Data released late Tuesday showed India's headline retail inflation rate, measured by the Consumer Price Index (CPI), shot up to a 17-month high of 6.95 percent in March. While inflation was seen rising, the extent of the increase has been far more than forecast.
But more than just being the highest in 17 months, CPI inflation has now come in above the Reserve Bank of India's (RBI) medium-term target for the 30th consecutive month. The last time inflation came in under 4 percent was way back in September 2019.

But what has spurred this latest increase in prices?
Food prices rose far more than expected in March. According to Bank of America Securities, food inflation was responsible for 70 basis points of the increase in CPI inflation, from 6.07 percent in February to 6.95 percent, in March.
To understand the sequential build-up of price pressures and not get entangled in any base effects, we must look at the Consumer Food Price Index, which jumped 1.4 percent month-on-month in March — the first sequential rise in four months.
Looking back over the pandemic period, the Consumer Food Price Index has risen month-on-month 14 times, declined on 10 occasions, and stayed unchanged once.

Unsurprisingly, most of the biggest drivers of inflation were food items. Of the top five sub-groups with the highest month-on-month increase in their index in March, four were food-related: oils and fats, meat and fish, fruits, and spices. The fifth was personal care and effects, which includes items such as soap, sanitary napkins, and certain services, including those of barbers and beauticians, among other things.

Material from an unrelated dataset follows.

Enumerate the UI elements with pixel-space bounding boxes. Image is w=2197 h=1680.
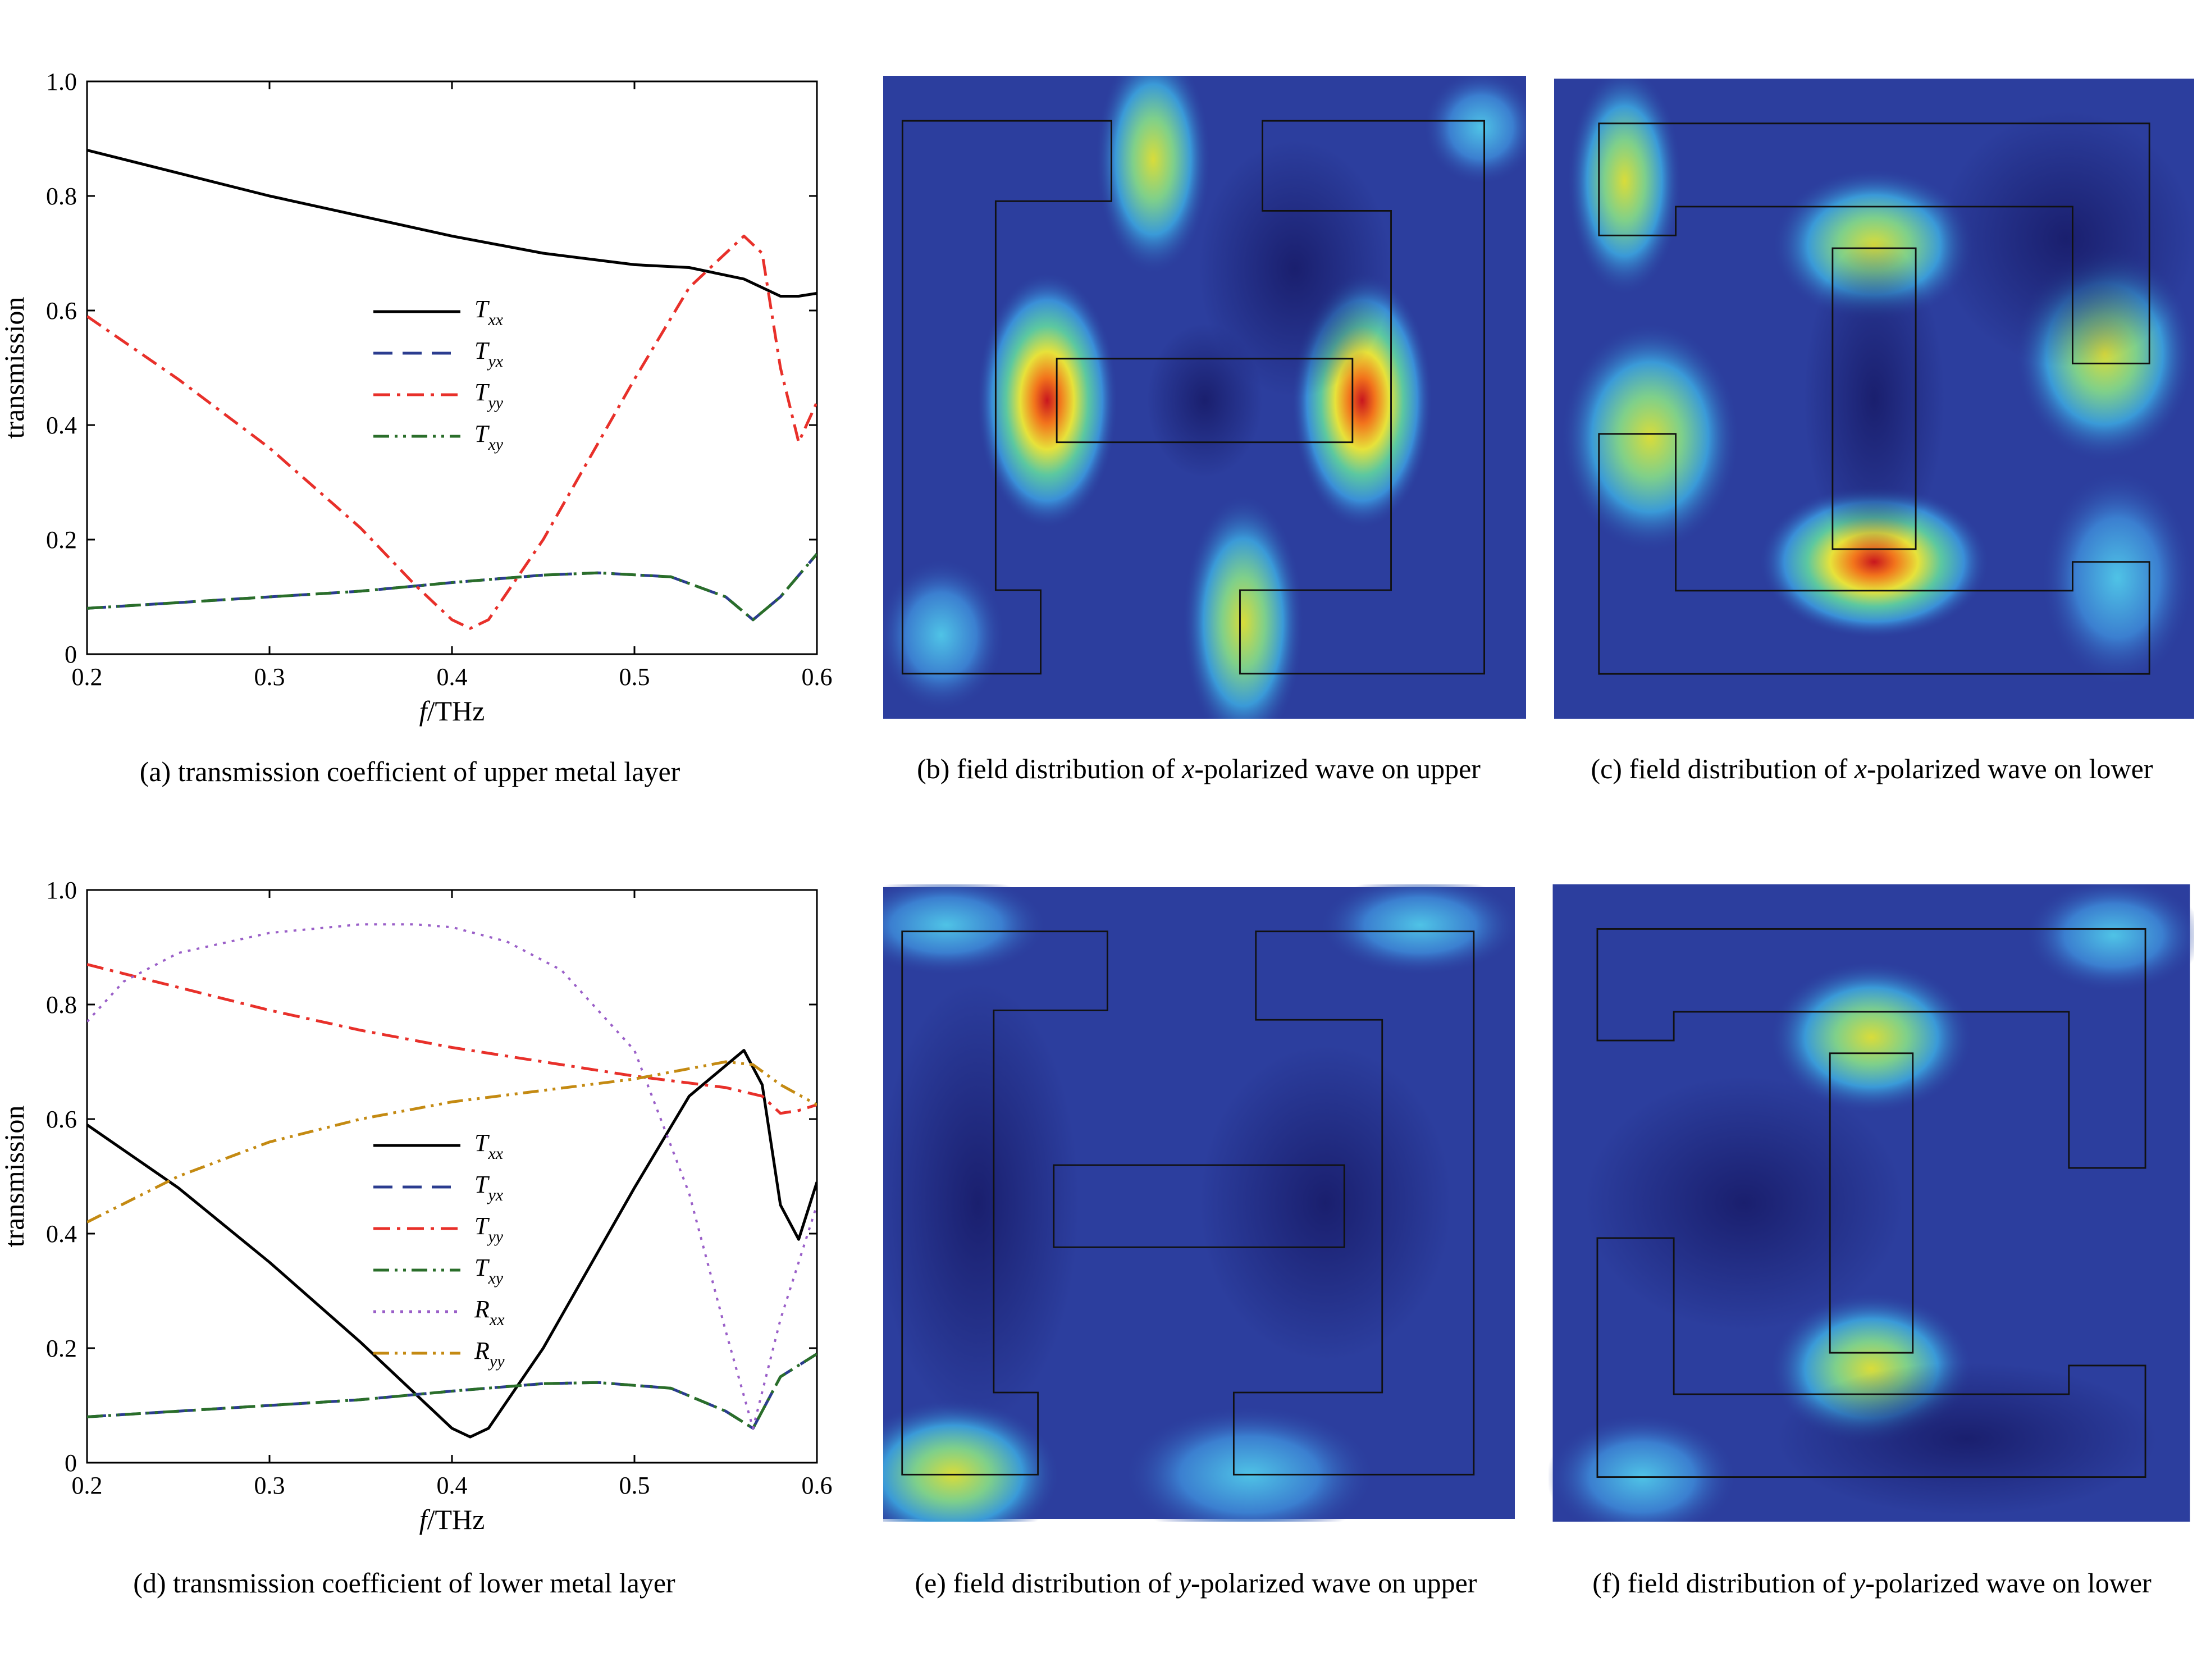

But as the example of fruits shows, a high month-on-month increase in prices (2.5 percent) doesn't necessarily mean high inflation (2.54 percent). At the other end of the spectrum is vegetables. While vegetable inflation nearly doubled to 11.64 percent in March from February's 6.06 percent, the vegetable index actually declined by 1.6 percent on a month-on-month basis.
The pandemic period has seen core inflation — inflation excluding the volatile food and fuel components — stay elevated for a prolonged period. The most basic form of core inflation, computed by putting together four major groups — 1) paan, tobacco, and intoxicants 2) clothing and footwear 3) housing 4) miscellaneous — rose to 6.4 percent in March, calculations done by Moneycontrol show.
While economists like to refine this measure of core inflation further and remove certain individual items, the RBI has historically looked at this broad definition. And a major component of this is the 'miscellaneous' group, which accounts for 28.32 percent of the entire CPI basket and includes goods and services that form a portion of discretionary demand.
In March, miscellaneous inflation rose to a nine-month high of 7.02 percent. The last time it was under 6 percent was in May 2020. The last time it was under 4 percent was in November 2019.

The bottomline, however, is the headline inflation rate and the RBI meeting its mandate. Failure for the RBI's Monetary Policy Committee (MPC) would mean CPI inflation staying out of the 2-6 target range for three consecutive quarters. While this has happened in the past — CPI inflation was above 6 percent in all four quarters of 2020 — it did not constitute a failure as the national lockdown imposed to contain the pandemic in April-May 2020 meant the data for those two months was incomplete.

The MPC treated the final numbers arrived at for these two months as a break in the series. However, the spectre of failure has reared its head yet again. The RBI has forecast 6.3 percent inflation for April-June and 5.8 percent for July-September. With CPI inflation averaging 6.3 percent in the first quarter of 2022, it is going to be a close call for the rate-setting panel.